Good on you for starting now .
Starting a regular savings plan for your baby daughter is a great gift for the future.
Albert Einstein called Compound Interest 'The most powerful force in the universe'.
If you start with $5,000, save just $10 per week at an assumed earning rate of 7.5% pa your daughter will have over $50,000 for her 21st Birthday.
Now back to your question.
You say that at the current time the amount available to invest is a modest and the below suggestions assume that the funds are less than $10,000 – if the amount reaches over this amount from say birthday and Christmas gifts, then you may want to seek some additional advice as the penalty tax rate on interest earned can really affect these savings.

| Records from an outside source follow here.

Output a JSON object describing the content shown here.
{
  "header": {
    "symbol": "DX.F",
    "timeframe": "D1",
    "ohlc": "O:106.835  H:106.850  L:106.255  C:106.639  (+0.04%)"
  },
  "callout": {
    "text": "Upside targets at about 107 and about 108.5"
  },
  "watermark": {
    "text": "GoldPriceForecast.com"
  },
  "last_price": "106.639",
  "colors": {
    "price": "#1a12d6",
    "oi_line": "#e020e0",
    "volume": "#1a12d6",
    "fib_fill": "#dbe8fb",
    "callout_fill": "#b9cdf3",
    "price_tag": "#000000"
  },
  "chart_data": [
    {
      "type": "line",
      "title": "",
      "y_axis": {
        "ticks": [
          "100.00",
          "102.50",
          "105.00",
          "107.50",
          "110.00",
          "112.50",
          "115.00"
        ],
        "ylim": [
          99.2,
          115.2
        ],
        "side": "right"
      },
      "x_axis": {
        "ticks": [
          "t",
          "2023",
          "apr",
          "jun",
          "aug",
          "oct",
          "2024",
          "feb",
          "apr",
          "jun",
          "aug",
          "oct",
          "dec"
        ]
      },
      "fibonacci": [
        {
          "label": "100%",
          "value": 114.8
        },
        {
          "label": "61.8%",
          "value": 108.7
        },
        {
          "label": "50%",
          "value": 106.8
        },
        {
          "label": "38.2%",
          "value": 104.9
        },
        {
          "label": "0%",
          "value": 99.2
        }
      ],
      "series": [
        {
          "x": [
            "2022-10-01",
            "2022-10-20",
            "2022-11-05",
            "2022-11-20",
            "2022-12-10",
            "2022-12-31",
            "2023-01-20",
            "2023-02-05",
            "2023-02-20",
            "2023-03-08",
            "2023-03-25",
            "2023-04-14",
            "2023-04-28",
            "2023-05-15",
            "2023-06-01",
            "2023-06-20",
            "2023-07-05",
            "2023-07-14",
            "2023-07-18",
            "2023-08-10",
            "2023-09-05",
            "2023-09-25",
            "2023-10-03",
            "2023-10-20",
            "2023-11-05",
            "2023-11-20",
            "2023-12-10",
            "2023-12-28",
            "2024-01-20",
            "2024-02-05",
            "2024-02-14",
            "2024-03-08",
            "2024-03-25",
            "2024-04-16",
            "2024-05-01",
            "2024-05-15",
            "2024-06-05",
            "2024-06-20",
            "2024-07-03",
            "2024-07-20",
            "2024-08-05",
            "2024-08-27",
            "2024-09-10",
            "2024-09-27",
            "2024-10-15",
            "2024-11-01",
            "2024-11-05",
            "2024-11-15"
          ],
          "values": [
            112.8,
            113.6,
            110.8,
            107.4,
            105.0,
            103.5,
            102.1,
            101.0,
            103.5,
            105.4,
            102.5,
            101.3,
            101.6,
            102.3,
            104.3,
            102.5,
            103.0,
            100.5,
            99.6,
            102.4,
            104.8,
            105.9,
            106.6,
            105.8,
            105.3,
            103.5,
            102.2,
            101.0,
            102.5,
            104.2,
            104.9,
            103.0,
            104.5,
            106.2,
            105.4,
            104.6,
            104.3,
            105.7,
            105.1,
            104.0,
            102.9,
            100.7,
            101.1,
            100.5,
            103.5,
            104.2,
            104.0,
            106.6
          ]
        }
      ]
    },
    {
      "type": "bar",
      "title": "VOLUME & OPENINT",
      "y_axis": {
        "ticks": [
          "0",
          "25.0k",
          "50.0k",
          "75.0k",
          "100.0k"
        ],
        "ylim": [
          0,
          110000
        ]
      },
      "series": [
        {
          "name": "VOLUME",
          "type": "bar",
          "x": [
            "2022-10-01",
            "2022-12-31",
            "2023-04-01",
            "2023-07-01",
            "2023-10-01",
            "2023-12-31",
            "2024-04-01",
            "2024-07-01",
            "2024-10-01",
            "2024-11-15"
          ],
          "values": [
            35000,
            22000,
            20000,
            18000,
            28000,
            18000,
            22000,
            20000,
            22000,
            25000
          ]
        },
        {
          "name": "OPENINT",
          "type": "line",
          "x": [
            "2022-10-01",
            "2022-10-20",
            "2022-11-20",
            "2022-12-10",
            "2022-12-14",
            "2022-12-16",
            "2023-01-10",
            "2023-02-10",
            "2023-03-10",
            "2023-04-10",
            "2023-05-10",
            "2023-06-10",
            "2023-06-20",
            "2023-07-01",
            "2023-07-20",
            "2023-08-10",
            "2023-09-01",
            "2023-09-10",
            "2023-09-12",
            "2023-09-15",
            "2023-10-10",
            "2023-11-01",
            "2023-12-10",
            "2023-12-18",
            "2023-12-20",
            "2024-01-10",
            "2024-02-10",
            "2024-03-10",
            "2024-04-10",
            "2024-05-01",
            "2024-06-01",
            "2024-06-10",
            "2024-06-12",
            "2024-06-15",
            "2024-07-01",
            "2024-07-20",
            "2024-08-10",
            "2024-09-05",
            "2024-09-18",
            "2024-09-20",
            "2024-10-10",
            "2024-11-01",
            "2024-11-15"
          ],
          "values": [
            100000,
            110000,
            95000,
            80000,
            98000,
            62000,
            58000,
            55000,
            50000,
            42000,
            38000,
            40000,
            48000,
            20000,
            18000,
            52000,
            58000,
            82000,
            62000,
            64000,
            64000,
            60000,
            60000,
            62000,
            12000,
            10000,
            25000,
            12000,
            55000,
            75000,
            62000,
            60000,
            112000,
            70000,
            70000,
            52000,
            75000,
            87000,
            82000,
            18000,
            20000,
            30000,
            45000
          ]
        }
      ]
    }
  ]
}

So with the few thousand you currently have available, your options include:-
Option 1 - Savings Account
There are many online savings accounts available which offer reasonable interest rates. It pays to shop around as some of the traditional child / youth accounts can have very low rates.
o Simple and quick to set up
o You can add to the account on a regular or ad-hoc basis
o The amount is secure
o Cash is a poor long-term investment as it doesn't provide a very high investmen return
You will most likely be fine setting up the account in your daughter’s name so that the income does not make it’s way onto your tax return. You will need to obtain a Tax File Number for your daughter and ensure that the bank have this number from the outset so that PAYG withholding tax is not deducted.
Children under 18 do not pay tax on income (bank interest is taxable income) received below $416, however above this amount it will be taxed up to 66% (so it is not ideal for large account balances, ie. $10,000 +)
Option 2 - Managed Funds
You could set up a Managed Fund for your daughter where her money is pooled together with other investors and indirectly she will own shares, property, bonds.
Look for a low cost fund manager who can offer a highly diversified portfolio.
o Easy to establish
o Doesn't require expertise to select an individual company to invest in
o Over 10-year + periods shares/property nearly always have provided a higher rate of return than cash
o Compound interest at a higher rate will result in a larger final account balance
o It will be subject to the ups and downs of the sharemarket (but by being diversified will hopefully increase steadily over time)
o The investment is not guaranteed
Option 3 - Share Portfolio
As you may be looking for a vehicle for the long–term and something that you could hand to your daughter on her 18th or 21st birthday, you could consider buying a small portfolio of shares in your daughter’s name.
o Potential capital gains from owning an asset that can grow in value over time
o Potential income from dividends (or can look to Dividend Reinvest and keep building the share portfolio)
o Something to pass on that can keep on growing throughout your daughter’s lifetime and provide passive income
o You need to be prepared that shares can fall as well as rise and sometimes the share price of an individual company can fall to zero
o There can be regular decision-making required with company options, buybacks etc. Some people enjoy this involvement while others don't.
o The investment is not guaranteed
Your options are many and are dependent on how much you would like to see these savings grow and the risks you are prepared to take to make this happen.
However, starting something at this early stage is a very good idea and can be a nice gift to pass to your child later on.
If you require help to get started seek advice from a Certified Financial Planner.